Donziger would make hundreds of millions of dollars in legal fees if he wins, Chevron claims in its countersuit.

Kennedy, who is paid $225,239 a year as president of the RFK Memorial Center for Human Rights and is the mother of Cuomo’s three daughters, was also courted for her political connections.

In a March 2010 e-mail to Donziger, a colleague writes about using Kennedy to persuade state Comptroller Thomas DiNapoli to speak out against Chevron. (The state pension fund has $780 million invested in Chevron stock.) In May 2011, DiNapoli called on Chevron to settle the suit.

Kennedy’s failure to disclose the payments she received for her advocacy raises ethical questions, legal experts said.

“If the lawyers are actively involved in counseling her in what to say and haven’t urged her to come clean, that would violate the rule against deception,” Columbia University law professor William Simon said.

Said a Chevron spokesman, “This is exactly the type of documented misconduct” the plaintiffs have engaged in before.

Kennedy did not return calls and e-mails seeking comment. Her role was defended by Pablo Fajardo, the lead Ecuadorean lawyer for the indigenous groups.

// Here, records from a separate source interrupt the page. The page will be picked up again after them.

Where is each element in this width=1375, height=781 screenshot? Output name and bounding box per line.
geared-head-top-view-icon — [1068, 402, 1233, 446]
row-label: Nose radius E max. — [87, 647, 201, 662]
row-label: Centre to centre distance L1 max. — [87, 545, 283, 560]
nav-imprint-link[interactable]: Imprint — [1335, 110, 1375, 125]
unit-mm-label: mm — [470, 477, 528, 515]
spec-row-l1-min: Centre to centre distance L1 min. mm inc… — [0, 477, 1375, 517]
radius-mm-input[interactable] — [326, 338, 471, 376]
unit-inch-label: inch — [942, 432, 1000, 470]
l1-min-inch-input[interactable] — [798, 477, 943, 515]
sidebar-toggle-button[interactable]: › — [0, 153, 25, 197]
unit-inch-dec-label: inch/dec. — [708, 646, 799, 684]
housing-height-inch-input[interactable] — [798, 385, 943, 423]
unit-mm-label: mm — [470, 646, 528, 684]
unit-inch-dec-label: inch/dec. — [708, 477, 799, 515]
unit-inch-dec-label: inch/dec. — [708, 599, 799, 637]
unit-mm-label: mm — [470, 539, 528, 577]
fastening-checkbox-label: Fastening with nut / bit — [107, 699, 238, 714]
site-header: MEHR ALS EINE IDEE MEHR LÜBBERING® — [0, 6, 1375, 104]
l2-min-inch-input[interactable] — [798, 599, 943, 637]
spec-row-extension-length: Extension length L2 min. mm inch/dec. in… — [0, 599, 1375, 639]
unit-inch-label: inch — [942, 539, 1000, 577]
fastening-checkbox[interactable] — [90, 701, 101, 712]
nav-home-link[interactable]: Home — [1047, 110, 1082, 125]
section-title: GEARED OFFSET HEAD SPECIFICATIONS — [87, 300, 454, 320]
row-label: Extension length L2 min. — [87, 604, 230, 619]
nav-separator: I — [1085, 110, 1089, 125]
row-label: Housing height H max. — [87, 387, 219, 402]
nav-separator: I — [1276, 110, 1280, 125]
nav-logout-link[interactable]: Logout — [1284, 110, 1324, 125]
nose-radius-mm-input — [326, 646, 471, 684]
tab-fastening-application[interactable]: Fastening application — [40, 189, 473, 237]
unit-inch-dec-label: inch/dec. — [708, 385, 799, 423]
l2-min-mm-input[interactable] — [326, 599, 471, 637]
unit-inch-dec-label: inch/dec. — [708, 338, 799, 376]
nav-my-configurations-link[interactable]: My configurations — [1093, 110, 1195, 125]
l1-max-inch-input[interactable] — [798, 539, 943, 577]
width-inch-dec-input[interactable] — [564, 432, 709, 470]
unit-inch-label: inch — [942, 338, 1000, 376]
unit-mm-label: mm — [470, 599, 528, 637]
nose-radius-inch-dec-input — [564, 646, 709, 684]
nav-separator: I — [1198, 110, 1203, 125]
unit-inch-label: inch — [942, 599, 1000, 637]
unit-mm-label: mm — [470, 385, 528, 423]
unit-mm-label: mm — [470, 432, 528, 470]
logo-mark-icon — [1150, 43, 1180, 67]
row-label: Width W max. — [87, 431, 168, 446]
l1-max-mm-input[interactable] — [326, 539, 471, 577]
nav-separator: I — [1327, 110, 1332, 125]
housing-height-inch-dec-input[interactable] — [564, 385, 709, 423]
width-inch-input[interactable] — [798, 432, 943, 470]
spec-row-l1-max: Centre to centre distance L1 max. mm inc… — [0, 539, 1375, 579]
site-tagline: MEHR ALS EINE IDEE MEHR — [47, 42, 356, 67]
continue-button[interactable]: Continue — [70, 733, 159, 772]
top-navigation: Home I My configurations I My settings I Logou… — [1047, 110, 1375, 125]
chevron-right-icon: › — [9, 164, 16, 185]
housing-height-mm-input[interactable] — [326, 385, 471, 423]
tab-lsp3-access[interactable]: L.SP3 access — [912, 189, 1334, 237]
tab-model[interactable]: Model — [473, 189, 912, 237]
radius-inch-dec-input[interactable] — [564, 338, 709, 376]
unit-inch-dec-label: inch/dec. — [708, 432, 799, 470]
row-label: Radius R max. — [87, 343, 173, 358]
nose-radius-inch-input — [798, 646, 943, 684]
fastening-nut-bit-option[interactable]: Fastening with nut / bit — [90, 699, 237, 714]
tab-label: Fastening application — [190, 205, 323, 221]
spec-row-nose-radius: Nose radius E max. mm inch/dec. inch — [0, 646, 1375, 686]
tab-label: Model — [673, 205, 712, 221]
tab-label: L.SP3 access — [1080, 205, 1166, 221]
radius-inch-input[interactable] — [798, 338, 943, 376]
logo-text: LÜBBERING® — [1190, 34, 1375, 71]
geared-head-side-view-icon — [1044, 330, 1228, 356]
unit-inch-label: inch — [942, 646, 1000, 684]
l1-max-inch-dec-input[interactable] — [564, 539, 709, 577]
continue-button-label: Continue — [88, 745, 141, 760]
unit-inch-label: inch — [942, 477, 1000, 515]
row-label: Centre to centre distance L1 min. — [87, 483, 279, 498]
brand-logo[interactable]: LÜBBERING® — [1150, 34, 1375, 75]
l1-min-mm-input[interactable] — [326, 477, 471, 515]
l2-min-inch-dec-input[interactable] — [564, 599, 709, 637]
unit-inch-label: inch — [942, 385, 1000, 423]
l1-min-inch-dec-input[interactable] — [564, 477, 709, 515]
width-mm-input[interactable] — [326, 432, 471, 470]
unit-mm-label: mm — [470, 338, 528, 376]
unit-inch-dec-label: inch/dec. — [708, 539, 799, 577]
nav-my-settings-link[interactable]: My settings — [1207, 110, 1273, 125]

“Kerry Kennedy is a fierce human-rights advocate and friend of thousands of Ecuadoreans who have been victimized by Chevron’s horrific contamination,” he said. “We look forward to continuing our collaboration with Kerry.”

Excerpts of internal emails between lawyers and consultants for the Ecuadorean villagers battling Chevron:

8/20/2009: “Kerry Kennedy, daughter of RFK and human rights lawyer, is coming to Ecuador . . . This could give us a real boost . . . Will cost money, but not much.”

3/30/2010: “So this would be a great time to share the [investor] statement with Kerry Kennedy and have her call [state Comptroller Thomas] DiNapoli to urge him to approve it. She’s been a big supporter of him.”